いすゞは10回目を迎えるオートモビルカウンシル2025に、ジョルジェット・ジュジャーロ氏(主催者表記)が手掛けたコンセプトカー『アッソ・デ・フィオーリ』を出展した。

いすゞは1968年、『117クーペ』をデビューさせた。そのデザインはカロッツェリア・ギアのジョルジェット・ジュジャーロ氏だった。ジュジャーロ氏はカロッツェリア・ベルトーネを経てイタルスタイリング(のちのイタルデザイン)を宮川秀之氏と設立するが、その間もいすゞとの関係は続いていたことから、117クーペの後継としてデザインスタディの提案が彼らから複数回行われていたという。
その中に“コンパクトで実用性が高く、しかもスーパーカーとしてのディグニティを持ち得るクルマ”というSSC(Small Super Car)構想があり、当時のいすゞ首脳部が興味を示したのがアッソ・デ・フィオーリの始まりだった。
そこでいすゞからジュジャーロ氏に、「既存のコンポーネンツを使いつつ、話題となるような良いスタイリングで、2+2+αの居住性や実用性が高く、ラゲッジルームの使い易さのアイデアが欲しい」という条件が出された。1978年5月9日にジュジャーロ氏と宮川秀之氏、そしていすゞとのトップ会談があり、そこでこのプロトタイプの製作が決定した。その内容の一部には、『ジェミニ』のシャシーとエンジンを利用するものだった。
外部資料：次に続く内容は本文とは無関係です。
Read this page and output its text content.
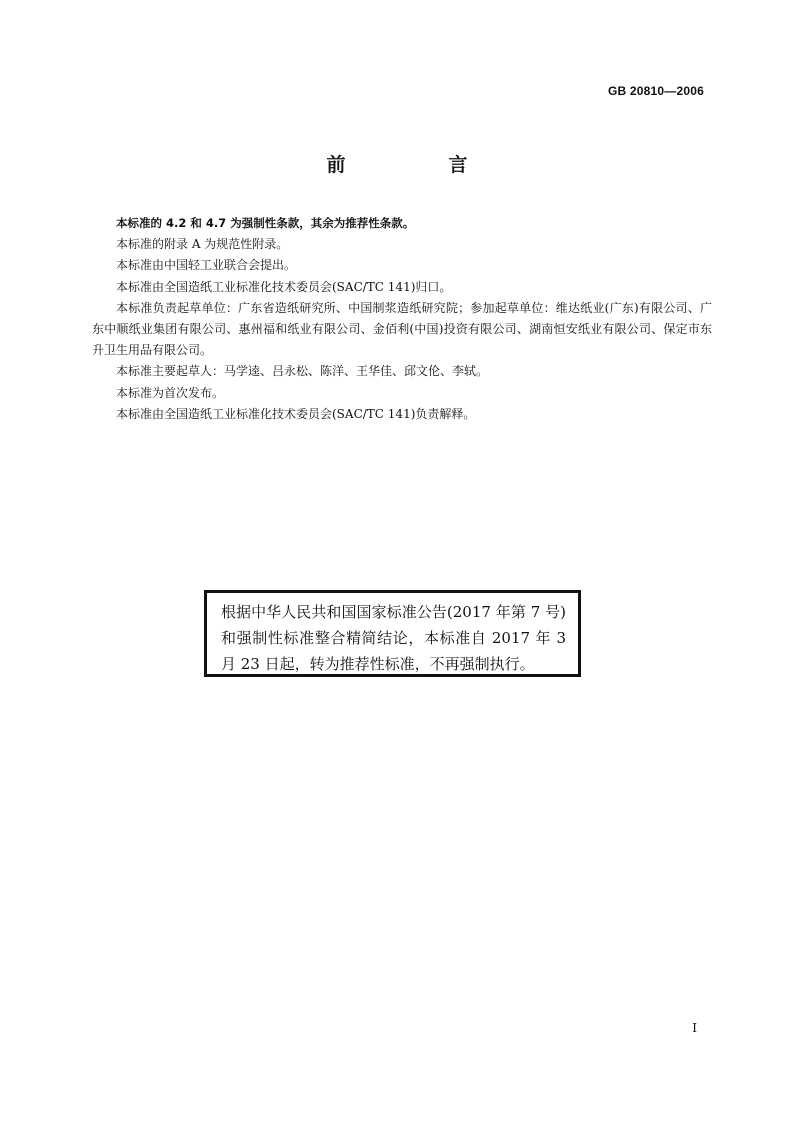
GB 20810—2006
前　言

本标准的 4.2 和 4.7 为强制性条款，其余为推荐性条款。

本标准的附录 A 为规范性附录。

本标准由中国轻工业联合会提出。

本标准由全国造纸工业标准化技术委员会(SAC/TC 141)归口。

本标准负责起草单位：广东省造纸研究所、中国制浆造纸研究院；参加起草单位：维达纸业(广东)有限公司、广东中顺纸业集团有限公司、惠州福和纸业有限公司、金佰利(中国)投资有限公司、湖南恒安纸业有限公司、保定市东升卫生用品有限公司。

本标准主要起草人：马学逵、吕永松、陈洋、王华佳、邱文伦、李轼。

本标准为首次发布。

本标准由全国造纸工业标准化技术委员会(SAC/TC 141)负责解释。

根据中华人民共和国国家标准公告(2017 年第 7 号)和强制性标准整合精简结论，本标准自 2017 年 3 月 23 日起，转为推荐性标准，不再强制执行。
I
当時のいすゞデザイン部長が「宣伝会議 別冊」1982年12月号「いすゞ自動車『ピアッツァ』のスタイルがいすゞデザインの証」において、「ジュジャーロ氏から送られてきた最初のアイデア・レンダリングは、当時ジュジャーロが主題としていた一連の『アッソ・シリーズ』のスケッチだった。それは、彼が永年追求してきたデザインテーマ、“快適な居住空間と優れた空力的造詣の融合”を試みたもので、鋭いウエッジシェイプとフラッシュサーフェースのボディスタイルを持っていた。そこに当時のいすゞデザインのデザインフィロソフィ“カプセルシェイプ”を加えたものが最終レンダリングとなり、最終決定は1978年10月だった」とコメントしている。

そして1979年1月、ランニングプロトタイプの製作を開始。3月のジュネーブモーターショーに間に合わせる様に完成させたのである。
ショー会場での評判は上々。そこでいすゞは量産化を決定。1981年5月13日、ピアッツァとしてデビューしたのである。